Lerimont trat näher an die Bugverglasung und blickte auf einen beachtlichen Klumpen Gold hinunter. „Ein ziemlicher Brocken“, sinnierte er. „Vielleicht lohnt es sich, ihn zu bergen.“
Der Steuermann trat neben ihn. „Ein enormes Gewicht bei niedrigem Ertrag, Herr. Es wird sich kaum lohnen.“
„Für uns Antari nicht“, gab der Handelsherr zu. „Für uns liegt der Wert in einzelnen Schmuckstücken und darin, dass es luft-, wasser- und säurebeständig ist. Nur ein ganz besonderes Ätzwasser kann es auflösen. Daher haben wir es einst verwendet, um unsere Schiffe gegen Pflanzenbewuchs zu schützen. Es eignet sich auch als Ballast. Aber bei den Landmenschen ist das anders, Koros. Für sie ist das Gold von Wert. Sie pressen es zu goldenen Schüsselchen und benutzen es als Zahlungsmittel.“
„Landmenschen sind verrückt, Herr.“
„Ganz ohne Frage sind sie das“, stimmte Lerimont ohne Zögern zu. „Aber sie sind auch gute Handelspartner. Wir handeln Mehl und Fleisch bei ihnen, dazu Stoffe und viele andere Dinge. So, wie sie auch manche Dinge von uns zu schätzen wissen. Es lässt sich gut mit den Menschen der Landmark Geschäfte machen. Nun, ich denke, wir sollten den Klumpen an Bord nehmen.“ Er wandte sich zu Leriana um. „Wir bergen das Gold, mein Kind. Während kräftige Arme den Klumpen holen, sollten wir ein paar Schwimmer ausschicken. Vielleicht lässt sich hier noch etwas wirklich Wertvolles finden.“
Jetzt, wo etwas Gewinn für das Handelshaus Leri in Aussicht stand, wandelte sich Lerimont wieder vom Vater zum geschäftstüchtigen Handelsherrn.
„Wir gehen über dem Gold auf Anker“, entschied Leriana. „Dann können wir die Winde nutzen, um das Gewicht aufzunehmen. Steuermann Koros, du wirst das überwachen. Stelle drei Seemänner ab. Sie und ich werden uns hier umsehen, während du die Fracht an Bord holst.“
Hier hatten sie Licht und klare Sicht. Leriana konnte auf die Magie des Geistsehens verzichten. Jeder Antari besaß diese Fähigkeit, doch sie war sehr unterschiedlich ausgeprägt. Bei ihr war sie früh erkannt und gefördert worden, so dass sie inzwischen besser darin war, als ihr Vater oder Steuermann Koros.
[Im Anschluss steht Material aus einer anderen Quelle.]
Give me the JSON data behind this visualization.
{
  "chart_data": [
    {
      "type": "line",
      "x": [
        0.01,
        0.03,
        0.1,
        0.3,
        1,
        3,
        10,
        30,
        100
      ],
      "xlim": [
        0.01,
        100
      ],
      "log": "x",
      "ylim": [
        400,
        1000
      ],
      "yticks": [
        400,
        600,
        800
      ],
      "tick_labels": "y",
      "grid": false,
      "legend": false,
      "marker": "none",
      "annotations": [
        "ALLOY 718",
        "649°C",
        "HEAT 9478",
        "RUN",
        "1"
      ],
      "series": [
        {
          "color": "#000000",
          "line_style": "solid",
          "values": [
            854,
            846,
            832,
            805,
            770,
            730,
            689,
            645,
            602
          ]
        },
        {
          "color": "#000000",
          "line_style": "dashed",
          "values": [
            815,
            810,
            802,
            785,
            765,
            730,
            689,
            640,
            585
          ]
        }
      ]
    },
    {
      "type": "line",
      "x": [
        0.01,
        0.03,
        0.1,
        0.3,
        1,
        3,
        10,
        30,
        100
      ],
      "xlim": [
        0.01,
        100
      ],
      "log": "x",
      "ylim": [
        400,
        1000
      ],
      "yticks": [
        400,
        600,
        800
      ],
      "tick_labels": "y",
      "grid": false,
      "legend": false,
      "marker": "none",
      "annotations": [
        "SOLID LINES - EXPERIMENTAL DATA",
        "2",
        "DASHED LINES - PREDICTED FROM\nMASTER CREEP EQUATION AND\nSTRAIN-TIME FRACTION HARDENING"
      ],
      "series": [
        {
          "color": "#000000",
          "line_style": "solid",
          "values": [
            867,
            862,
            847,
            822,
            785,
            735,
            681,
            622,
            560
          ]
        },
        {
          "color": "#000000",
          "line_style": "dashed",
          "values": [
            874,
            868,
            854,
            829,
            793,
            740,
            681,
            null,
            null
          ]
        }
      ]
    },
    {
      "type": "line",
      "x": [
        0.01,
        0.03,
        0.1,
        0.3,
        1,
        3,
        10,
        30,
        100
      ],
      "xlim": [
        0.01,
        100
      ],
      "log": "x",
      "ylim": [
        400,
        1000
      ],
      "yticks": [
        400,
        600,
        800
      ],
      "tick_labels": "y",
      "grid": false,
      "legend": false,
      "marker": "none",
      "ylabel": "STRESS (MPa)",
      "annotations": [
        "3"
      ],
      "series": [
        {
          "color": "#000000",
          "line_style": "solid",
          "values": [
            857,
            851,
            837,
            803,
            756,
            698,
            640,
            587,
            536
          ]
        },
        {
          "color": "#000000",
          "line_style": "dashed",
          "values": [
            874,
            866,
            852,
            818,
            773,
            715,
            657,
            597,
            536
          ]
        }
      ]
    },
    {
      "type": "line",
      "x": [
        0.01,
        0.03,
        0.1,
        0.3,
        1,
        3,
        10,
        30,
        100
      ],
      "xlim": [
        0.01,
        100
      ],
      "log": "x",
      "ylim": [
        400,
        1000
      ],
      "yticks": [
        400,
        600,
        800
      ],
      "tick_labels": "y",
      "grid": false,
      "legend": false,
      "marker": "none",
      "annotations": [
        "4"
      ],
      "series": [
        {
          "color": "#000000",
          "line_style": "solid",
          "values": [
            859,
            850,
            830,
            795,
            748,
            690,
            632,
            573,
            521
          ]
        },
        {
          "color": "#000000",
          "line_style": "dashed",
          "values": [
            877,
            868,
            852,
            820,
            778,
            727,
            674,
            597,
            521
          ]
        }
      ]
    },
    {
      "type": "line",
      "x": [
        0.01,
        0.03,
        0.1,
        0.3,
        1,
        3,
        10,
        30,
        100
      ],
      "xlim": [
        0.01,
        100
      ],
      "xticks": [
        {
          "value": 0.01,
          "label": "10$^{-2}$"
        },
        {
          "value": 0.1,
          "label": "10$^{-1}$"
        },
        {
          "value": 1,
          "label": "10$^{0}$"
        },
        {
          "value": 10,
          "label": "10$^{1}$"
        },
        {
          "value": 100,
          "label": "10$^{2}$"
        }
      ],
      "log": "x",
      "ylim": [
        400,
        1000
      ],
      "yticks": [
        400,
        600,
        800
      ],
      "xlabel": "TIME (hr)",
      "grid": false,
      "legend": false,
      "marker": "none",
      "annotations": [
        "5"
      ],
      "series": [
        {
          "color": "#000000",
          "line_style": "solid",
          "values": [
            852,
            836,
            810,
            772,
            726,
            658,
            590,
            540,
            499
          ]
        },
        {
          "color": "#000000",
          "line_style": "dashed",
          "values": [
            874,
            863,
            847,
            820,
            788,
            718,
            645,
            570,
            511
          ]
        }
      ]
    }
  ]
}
Von langsamen Armbewegungen vorangetrieben, schwamm die An-Nerriva zur Position des großen Goldklumpens und kam über ihm erneut zum Stillstand. Die große Frachtluke an der Unterseite wurde aufgekurbelt. In der großen Öffnung schimmerte das klare Wasser des Meeres.
„Fallen Anker“, befahl Leriana.
Am Bug und Heck lösten sich die pilzförmigen Anker aus Stahl und schlugen auf dem Boden auf. Zwei Seemänner strafften die haltenden Ketten, bis sich das Schiff nicht mehr bewegte. Während Koros die meisten Männer darin anleitete, die Winde in Position zu bringen, betrachtete Lerimont den beachtlichen Brocken mit wachsender Unsicherheit.